23 novembre 1995

TRISTAN LANDRY: BACK IN USSR

«Je voulais m'expliquer la guerre, voir, en quelque sorte, pourquoi des gens d'une même famille pouvaient s'entretuer», répond Tristan Landry, lorsqu'on lui demande de justifier le sujet de son mémoire de maîtrise intitulé «L'écriture et la discordance: la représentation de l'autre dans deux récits historiques serbe et croate». Dans cette étude réalisée sous la direction de Bogumil Jacek Koss, du Département d'histoire, le chercheur montre comment, à travers l'écriture de l'histoire nationaliste, on arrive à présenter l'autre comme l'ennemi par excellence.

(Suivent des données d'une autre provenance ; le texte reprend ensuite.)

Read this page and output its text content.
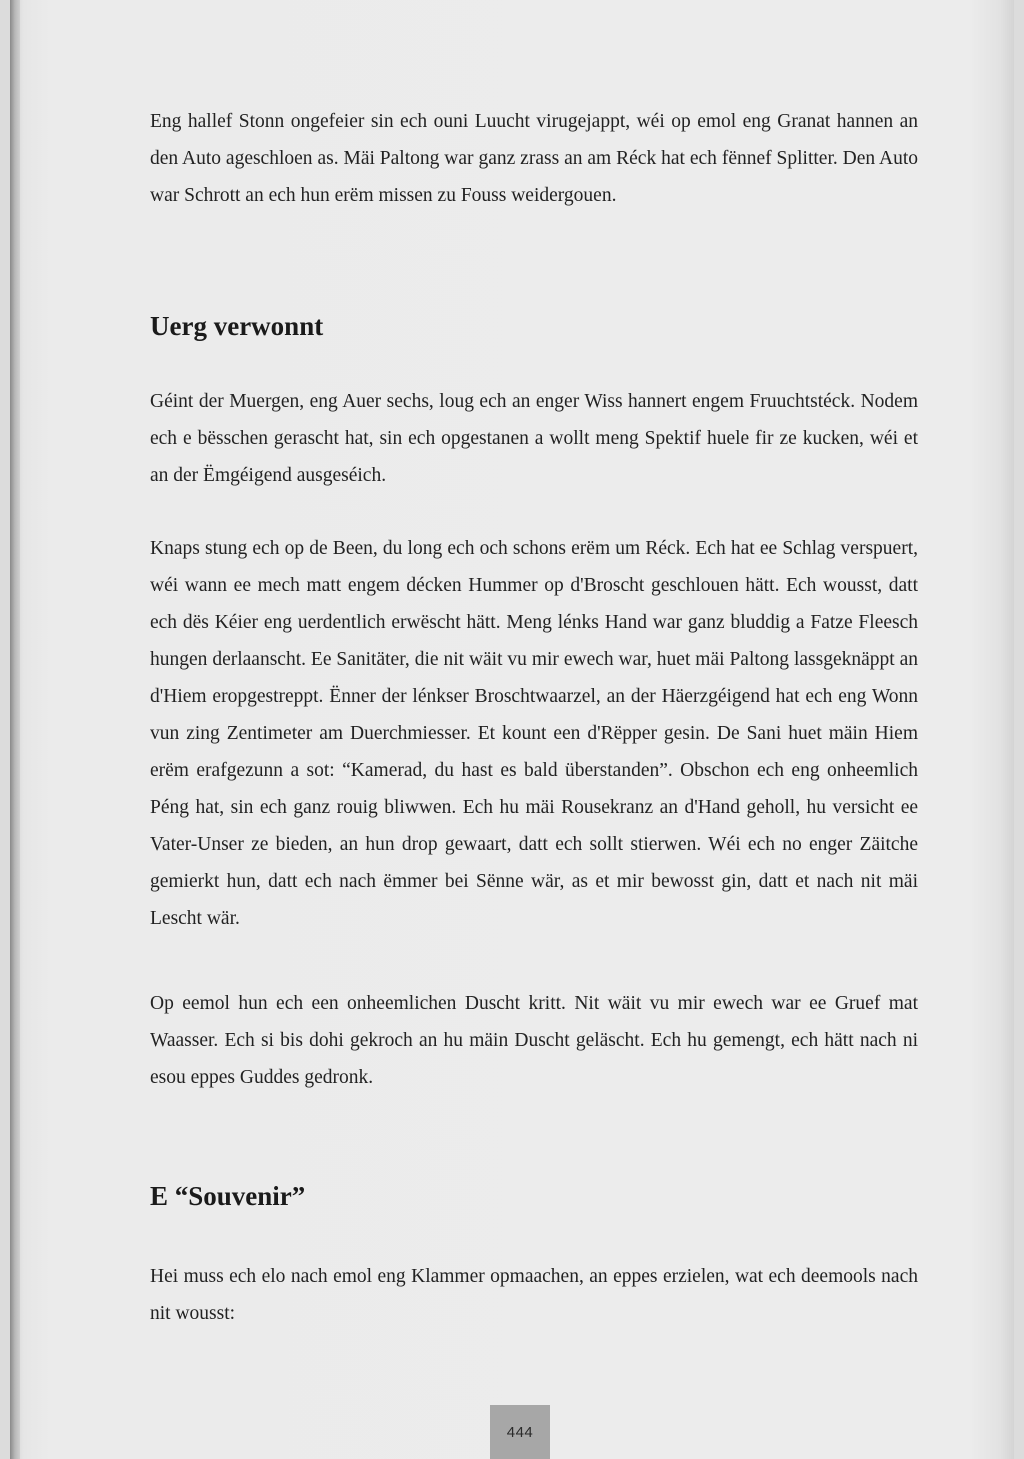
Eng hallef Stonn ongefeier sin ech ouni Luucht virugejappt, wéi op emol eng Granat hannen an den Auto ageschloen as. Mäi Paltong war ganz zrass an am Réck hat ech fënnef Splitter. Den Auto war Schrott an ech hun erëm missen zu Fouss weidergouen.

Uerg verwonnt

Géint der Muergen, eng Auer sechs, loug ech an enger Wiss hannert engem Fruuchtstéck. Nodem ech e bësschen gerascht hat, sin ech opgestanen a wollt meng Spektif huele fir ze kucken, wéi et an der Ëmgéigend ausgeséich.

Knaps stung ech op de Been, du long ech och schons erëm um Réck. Ech hat ee Schlag verspuert, wéi wann ee mech matt engem décken Hummer op d'Broscht geschlouen hätt. Ech wousst, datt ech dës Kéier eng uerdentlich erwëscht hätt. Meng lénks Hand war ganz bluddig a Fatze Fleesch hungen derlaanscht. Ee Sanitäter, die nit wäit vu mir ewech war, huet mäi Paltong lassgeknäppt an d'Hiem eropgestreppt. Ënner der lénkser Broschtwaarzel, an der Häerzgéigend hat ech eng Wonn vun zing Zentimeter am Duerchmiesser. Et kount een d'Rëpper gesin. De Sani huet mäin Hiem erëm erafgezunn a sot: “Kamerad, du hast es bald überstanden”. Obschon ech eng onheemlich Péng hat, sin ech ganz rouig bliwwen. Ech hu mäi Rousekranz an d'Hand geholl, hu versicht ee Vater-Unser ze bieden, an hun drop gewaart, datt ech sollt stierwen. Wéi ech no enger Zäitche gemierkt hun, datt ech nach ëmmer bei Sënne wär, as et mir bewosst gin, datt et nach nit mäi Lescht wär.

Op eemol hun ech een onheemlichen Duscht kritt. Nit wäit vu mir ewech war ee Gruef mat Waasser. Ech si bis dohi gekroch an hu mäin Duscht geläscht. Ech hu gemengt, ech hätt nach ni esou eppes Guddes gedronk.

E “Souvenir”

Hei muss ech elo nach emol eng Klammer opmaachen, an eppes erzielen, wat ech deemools nach nit wousst:

444
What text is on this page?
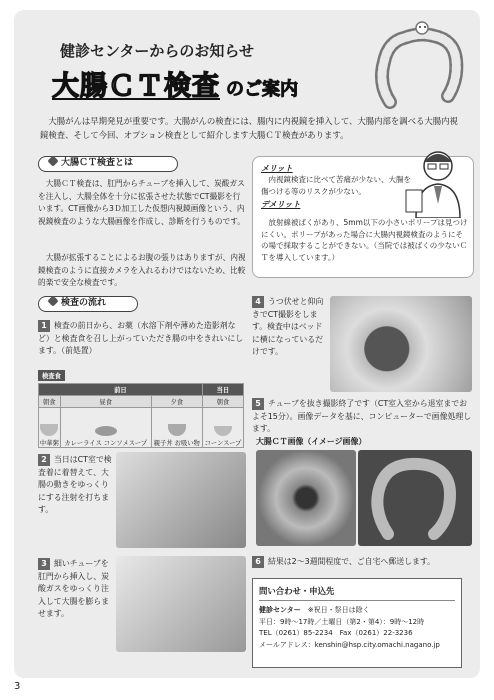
健診センターからのお知らせ
大腸ＣＴ検査 のご案内
大腸がんは早期発見が重要です。大腸がんの検査には、腸内に内視鏡を挿入して、大腸内部を調べる大腸内視鏡検査、そして今回、オプション検査として紹介します大腸ＣＴ検査があります。
大腸ＣＴ検査とは
大腸ＣＴ検査は、肛門からチューブを挿入して、炭酸ガスを注入し、大腸全体を十分に拡張させた状態でCT撮影を行います。CT画像から3Ｄ加工した仮想内視鏡画像という、内視鏡検査のような大腸画像を作成し、診断を行うものです。
大腸が拡張することによるお腹の張りはありますが、内視鏡検査のように直接カメラを入れるわけではないため、比較的楽で安全な検査です。
メリット
内視鏡検査に比べて苦痛が少ない、大腸を傷つける等のリスクが少ない。
デメリット
放射線被ばくがあり、5mm以下の小さいポリープは見つけにくい。ポリープがあった場合に大腸内視鏡検査のようにその場で採取することができない。（当院では被ばくの少ないＣＴを導入しています。）
検査の流れ
1 検査の前日から、お薬（水溶下剤や薄めた造影剤など）と検査食を召し上がっていただき腸の中をきれいにします。（前処置）
検査食
前日			当日
朝食	昼食	夕食	朝食

中華粥	カレーライス コンソメスープ	親子丼 お吸い物	コーンスープ
2 当日はCT室で検査着に着替えて、大腸の動きをゆっくりにする注射を打ちます。
3 細いチューブを肛門から挿入し、炭酸ガスをゆっくり注入して大腸を膨らませます。
4 うつ伏せと仰向きでCT撮影をします。検査中はベッドに横になっているだけです。
5 チューブを抜き撮影終了です（CT室入室から退室までおよそ15分）。画像データを基に、コンピューターで画像処理します。
大腸ＣＴ画像（イメージ画像）
6 結果は2～3週間程度で、ご自宅へ郵送します。
問い合わせ・申込先
健診センター　 ※祝日・祭日は除く
平日：9時～17時／土曜日（第2・第4）：9時～12時
TEL（0261）85-2234　Fax（0261）22-3236
メールアドレス：kenshin@hsp.city.omachi.nagano.jp
3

«Bien que les deux récits diffèrent, il s'en dégage toutefois un point commun: chacun des deux auteurs, qu'il soit serbe ou croate, «démonise» l'autre», dans une volonté de le présenter sous un jour défavorable pour le lecteur», souligne Tristan Landry. Sous la plume du Serbe, la minorité albanaise devient ainsi le peuple par qui le malheur arrive. De son côté, le Croate décrit le Serbe comme étant une véritable menace pour l'Europe et le fer de lance de la Russie nationaliste. Finalement, on représente toujours l'autre en fonction de notre projet idéologique, estime le chercheur. Fasciné par la façon dont l'homme se représente le monde, il affirme que «l'histoire en tant que telle n'existe pas, elle s'écrit». En un mot, c'est l'homme, ce grain de poussière dans l'univers, qui donne du sens au monde par le regard qu'il jette sur les événements. Dans la thèse de doctorat qu'il vient tout juste d'entreprendre, Tristan Landry analyse le réalisme socialiste en Russie, de 1934 à 1980. Pour mieux comprendre la manière dont ce mouvement a justifié le pouvoir soviétique «dans toute son entreprise de déportation et de mutilation», le chercheur se penchera sur l'oeuvre du premier écrivain «social» russe qui eut une influence sur la littérature mondiale, Maxime Gorki. Afin de lire cet auteur dans le texte, il n'a pas hésité à aller apprendre le russe sur le terrain, c'est-à-dire à l'Université de Moscou, où il a suivi des cours intensifs de cette langue durant deux étés consécutifs.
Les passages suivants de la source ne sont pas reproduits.